Because the emergency department at CAMC General would be closed if there were an active shooter, CAMC Memorial will handle the trauma event. They will focus on handling an increased number of trauma victims and will treat approximately 25 simulated injuries made with moulage.
"We've taken a different approach this year. We have a very ambitious drill plan. Usually, we do one scenario and all of our hospitals do the same thing," Morris said. "The last drill, we looked at what would happen to the hospitals if we had a major flood, for example. This year, each of the hospitals will do something different."
To make the event realistic, the hospital has enlisted the help of the Children's Theatre of Charleston to do the moulage makeup for trauma victims and snakebites. The Garnet Career Center, Children's Theatre, home-schooled children and other volunteers will help with the scenarios.

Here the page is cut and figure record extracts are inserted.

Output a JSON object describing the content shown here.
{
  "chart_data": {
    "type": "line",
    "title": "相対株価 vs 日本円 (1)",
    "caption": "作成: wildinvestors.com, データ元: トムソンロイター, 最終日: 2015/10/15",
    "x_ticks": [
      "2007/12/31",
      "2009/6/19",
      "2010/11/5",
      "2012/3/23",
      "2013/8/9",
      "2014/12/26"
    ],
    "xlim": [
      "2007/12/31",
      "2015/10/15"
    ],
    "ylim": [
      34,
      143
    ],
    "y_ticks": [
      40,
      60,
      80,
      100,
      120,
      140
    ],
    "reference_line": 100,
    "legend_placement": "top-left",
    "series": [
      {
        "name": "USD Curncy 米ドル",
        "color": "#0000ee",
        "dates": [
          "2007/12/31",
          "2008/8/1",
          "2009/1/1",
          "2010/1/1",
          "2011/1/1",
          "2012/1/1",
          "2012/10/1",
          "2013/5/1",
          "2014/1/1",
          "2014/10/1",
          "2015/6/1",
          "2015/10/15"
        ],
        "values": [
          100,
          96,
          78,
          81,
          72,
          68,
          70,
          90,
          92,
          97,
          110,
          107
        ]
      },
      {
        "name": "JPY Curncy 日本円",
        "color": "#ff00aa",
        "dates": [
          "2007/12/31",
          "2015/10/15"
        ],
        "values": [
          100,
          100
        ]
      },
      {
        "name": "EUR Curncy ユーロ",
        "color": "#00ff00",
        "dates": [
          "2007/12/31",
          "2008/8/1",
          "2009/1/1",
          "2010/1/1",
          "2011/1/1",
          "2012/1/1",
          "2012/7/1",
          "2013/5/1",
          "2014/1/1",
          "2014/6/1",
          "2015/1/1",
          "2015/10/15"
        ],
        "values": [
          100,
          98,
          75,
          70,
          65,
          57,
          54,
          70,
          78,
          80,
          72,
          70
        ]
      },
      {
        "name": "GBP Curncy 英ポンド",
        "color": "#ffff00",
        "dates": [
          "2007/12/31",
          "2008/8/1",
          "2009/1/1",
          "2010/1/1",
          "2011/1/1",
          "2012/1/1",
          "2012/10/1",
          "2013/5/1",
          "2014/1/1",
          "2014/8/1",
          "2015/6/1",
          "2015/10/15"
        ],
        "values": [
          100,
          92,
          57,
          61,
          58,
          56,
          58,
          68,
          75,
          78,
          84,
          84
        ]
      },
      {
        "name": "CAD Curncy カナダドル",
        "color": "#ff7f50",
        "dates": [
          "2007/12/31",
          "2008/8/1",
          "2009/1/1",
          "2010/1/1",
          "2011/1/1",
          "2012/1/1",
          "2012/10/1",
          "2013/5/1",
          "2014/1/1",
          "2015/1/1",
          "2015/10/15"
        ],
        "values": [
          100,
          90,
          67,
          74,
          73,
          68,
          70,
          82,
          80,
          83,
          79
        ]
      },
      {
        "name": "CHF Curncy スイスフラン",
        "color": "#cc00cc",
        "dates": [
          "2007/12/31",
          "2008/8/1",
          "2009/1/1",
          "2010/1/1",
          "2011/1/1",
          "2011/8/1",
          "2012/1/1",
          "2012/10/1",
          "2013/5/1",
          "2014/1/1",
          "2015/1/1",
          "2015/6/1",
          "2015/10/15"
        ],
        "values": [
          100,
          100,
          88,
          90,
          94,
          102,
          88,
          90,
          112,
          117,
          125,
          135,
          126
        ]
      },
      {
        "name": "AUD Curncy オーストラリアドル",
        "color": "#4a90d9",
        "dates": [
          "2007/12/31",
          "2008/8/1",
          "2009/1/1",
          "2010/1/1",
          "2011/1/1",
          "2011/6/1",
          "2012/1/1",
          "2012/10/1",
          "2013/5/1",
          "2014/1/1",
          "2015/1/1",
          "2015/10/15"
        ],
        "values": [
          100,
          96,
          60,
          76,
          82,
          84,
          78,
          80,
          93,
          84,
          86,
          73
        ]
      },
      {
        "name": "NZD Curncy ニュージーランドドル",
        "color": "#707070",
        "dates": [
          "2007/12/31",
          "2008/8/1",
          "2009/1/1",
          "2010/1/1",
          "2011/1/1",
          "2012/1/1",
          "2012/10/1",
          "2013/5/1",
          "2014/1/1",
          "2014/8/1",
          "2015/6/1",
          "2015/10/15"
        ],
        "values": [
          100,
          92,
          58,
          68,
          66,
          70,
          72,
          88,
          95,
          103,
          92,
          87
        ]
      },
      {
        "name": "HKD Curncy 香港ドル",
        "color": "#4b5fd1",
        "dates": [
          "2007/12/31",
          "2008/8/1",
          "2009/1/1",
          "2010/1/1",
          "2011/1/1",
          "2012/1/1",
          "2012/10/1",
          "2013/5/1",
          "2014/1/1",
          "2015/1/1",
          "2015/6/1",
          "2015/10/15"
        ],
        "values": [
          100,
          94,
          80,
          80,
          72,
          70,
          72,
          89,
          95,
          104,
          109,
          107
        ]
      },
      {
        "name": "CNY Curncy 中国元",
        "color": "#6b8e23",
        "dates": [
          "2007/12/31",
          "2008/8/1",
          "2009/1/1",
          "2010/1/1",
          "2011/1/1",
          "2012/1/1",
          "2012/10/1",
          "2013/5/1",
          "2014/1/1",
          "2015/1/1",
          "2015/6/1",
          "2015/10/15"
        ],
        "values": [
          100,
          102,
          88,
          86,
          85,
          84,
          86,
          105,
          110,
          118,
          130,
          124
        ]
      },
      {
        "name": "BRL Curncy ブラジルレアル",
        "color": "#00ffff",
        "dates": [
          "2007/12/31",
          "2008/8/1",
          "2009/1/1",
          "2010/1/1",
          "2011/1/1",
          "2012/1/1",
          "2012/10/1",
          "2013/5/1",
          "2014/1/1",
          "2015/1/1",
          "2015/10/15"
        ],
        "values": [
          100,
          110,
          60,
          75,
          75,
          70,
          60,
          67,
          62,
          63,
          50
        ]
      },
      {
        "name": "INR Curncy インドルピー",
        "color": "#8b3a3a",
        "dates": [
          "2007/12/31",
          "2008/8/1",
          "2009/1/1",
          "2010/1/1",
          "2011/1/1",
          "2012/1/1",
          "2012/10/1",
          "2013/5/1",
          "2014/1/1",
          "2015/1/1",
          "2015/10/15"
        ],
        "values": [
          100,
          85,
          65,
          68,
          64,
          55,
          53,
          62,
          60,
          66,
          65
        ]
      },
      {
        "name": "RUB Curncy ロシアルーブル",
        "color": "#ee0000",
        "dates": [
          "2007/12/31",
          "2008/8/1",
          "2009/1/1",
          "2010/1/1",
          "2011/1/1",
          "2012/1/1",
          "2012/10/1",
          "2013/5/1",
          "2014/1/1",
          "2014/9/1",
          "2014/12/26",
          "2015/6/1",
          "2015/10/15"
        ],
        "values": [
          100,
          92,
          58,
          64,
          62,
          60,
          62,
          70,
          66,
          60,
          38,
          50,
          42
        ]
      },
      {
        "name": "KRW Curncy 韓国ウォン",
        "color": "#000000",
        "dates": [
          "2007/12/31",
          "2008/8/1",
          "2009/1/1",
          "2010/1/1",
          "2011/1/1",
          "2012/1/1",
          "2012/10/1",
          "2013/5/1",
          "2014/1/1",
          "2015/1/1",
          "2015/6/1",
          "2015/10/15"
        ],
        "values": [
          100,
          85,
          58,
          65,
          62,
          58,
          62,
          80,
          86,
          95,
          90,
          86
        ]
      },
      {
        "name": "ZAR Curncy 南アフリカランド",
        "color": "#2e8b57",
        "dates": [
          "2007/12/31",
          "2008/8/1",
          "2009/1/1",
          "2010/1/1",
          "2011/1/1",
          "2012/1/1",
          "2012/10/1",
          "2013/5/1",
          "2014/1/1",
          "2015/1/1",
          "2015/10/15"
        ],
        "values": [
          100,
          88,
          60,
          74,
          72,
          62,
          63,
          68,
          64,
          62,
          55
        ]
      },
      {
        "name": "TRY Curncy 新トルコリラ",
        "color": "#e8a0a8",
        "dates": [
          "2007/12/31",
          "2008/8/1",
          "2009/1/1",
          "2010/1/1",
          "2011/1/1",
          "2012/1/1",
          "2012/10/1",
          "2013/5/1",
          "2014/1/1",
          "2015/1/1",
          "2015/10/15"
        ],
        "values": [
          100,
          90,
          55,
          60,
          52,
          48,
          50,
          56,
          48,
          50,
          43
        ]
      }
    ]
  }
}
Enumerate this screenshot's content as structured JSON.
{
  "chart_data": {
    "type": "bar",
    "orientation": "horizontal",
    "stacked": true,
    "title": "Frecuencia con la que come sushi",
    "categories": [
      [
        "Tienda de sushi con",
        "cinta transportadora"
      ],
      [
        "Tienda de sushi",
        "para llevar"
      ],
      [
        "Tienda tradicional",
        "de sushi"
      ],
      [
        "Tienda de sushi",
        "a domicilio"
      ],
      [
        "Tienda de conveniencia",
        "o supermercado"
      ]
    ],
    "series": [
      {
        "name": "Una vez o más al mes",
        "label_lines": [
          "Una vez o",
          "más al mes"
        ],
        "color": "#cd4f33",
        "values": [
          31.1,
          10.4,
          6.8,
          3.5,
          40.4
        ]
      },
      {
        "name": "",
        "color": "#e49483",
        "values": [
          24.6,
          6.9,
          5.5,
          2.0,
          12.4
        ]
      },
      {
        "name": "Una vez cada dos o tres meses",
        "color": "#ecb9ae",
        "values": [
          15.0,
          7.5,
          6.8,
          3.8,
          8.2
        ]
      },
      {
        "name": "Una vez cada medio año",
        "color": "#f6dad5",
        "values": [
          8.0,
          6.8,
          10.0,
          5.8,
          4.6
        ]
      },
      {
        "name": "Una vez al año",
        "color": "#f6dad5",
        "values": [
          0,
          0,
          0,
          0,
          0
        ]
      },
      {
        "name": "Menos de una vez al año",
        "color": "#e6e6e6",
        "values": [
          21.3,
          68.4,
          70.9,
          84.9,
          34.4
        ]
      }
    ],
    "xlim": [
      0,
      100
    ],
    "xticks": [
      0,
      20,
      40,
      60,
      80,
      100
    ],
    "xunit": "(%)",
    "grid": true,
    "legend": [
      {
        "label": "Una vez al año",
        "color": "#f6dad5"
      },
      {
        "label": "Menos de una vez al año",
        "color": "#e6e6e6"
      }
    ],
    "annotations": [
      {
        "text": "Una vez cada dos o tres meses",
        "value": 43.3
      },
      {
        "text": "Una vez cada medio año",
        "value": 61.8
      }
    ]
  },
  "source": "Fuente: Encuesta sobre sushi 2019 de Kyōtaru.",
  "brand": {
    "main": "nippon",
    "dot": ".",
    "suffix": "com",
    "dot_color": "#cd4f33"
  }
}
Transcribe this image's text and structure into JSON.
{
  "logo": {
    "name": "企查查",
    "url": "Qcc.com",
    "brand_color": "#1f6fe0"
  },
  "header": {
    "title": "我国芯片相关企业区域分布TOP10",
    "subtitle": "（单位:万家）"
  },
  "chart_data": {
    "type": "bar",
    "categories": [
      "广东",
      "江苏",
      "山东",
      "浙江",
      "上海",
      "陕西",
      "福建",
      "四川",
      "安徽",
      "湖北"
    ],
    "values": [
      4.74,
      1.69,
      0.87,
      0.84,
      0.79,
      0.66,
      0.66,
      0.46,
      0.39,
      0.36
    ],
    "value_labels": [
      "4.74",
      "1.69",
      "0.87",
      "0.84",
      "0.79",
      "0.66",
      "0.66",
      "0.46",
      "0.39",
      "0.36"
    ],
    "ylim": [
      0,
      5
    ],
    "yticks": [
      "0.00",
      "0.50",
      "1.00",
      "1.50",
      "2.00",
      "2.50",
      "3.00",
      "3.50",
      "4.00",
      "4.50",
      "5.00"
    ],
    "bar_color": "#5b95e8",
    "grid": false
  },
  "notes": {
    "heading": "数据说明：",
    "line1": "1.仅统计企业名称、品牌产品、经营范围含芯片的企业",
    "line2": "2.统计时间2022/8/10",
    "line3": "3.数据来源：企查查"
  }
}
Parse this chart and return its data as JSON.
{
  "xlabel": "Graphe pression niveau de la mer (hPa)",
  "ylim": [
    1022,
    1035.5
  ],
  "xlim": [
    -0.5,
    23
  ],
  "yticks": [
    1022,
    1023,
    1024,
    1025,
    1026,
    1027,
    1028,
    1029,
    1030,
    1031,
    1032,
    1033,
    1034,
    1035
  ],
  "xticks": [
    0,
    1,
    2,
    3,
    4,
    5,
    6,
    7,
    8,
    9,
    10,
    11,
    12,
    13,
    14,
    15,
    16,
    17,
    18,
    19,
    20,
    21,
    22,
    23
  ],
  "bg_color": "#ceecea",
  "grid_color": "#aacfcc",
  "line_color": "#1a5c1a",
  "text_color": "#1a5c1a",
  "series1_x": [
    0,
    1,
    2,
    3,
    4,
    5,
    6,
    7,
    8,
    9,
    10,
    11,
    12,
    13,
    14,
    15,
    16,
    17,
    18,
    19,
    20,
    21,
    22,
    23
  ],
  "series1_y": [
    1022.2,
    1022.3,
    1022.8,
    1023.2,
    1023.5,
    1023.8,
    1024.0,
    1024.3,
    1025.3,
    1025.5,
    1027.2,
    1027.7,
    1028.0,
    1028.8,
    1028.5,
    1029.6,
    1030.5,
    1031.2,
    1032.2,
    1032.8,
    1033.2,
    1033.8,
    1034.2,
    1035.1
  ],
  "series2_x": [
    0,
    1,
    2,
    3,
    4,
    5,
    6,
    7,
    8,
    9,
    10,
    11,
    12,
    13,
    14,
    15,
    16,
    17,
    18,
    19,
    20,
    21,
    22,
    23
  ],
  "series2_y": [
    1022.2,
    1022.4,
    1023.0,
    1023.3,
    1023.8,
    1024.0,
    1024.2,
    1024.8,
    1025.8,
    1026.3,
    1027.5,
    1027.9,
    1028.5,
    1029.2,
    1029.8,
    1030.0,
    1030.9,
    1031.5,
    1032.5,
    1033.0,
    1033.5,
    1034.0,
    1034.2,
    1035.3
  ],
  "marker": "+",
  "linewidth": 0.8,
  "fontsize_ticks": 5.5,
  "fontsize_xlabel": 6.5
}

"All three hospitals will be involved, and there will be a lot of activity. The challenge we always have with these situations is how do we take care of the real patients; that's something we're aware of and work around," said David Ramsey, CAMC's president and CEO. "Sometimes these drills don't come off as realistic as you want them to because you still have to take care of the patients who come in the door, as well. But it certainly gives us a chance to think through what we did right. Not just for us, but the entire community."
All hospitals in the association's region 3 and 4 who are in the grant program are participating in the specialized drills. Hospitals in Putnam County through Greenbrier County will host drills that test their response to situations they are concerned with.
"It really makes a huge difference in hospitals working together with communities to respond to any kind of problems. That's really a benefit of doing these kinds of exercises," Morris said.
Also during Wednesday's meeting: The Board is considering going paperless with its meeting materials. A recommendation should be made by the end of summer.
Saturday's gala, to benefit programs at CAMC's Women and Children's Hospital, has already raised $275,000. Auction items include an autographed guitar, gold packages and diamond tennis bracelets.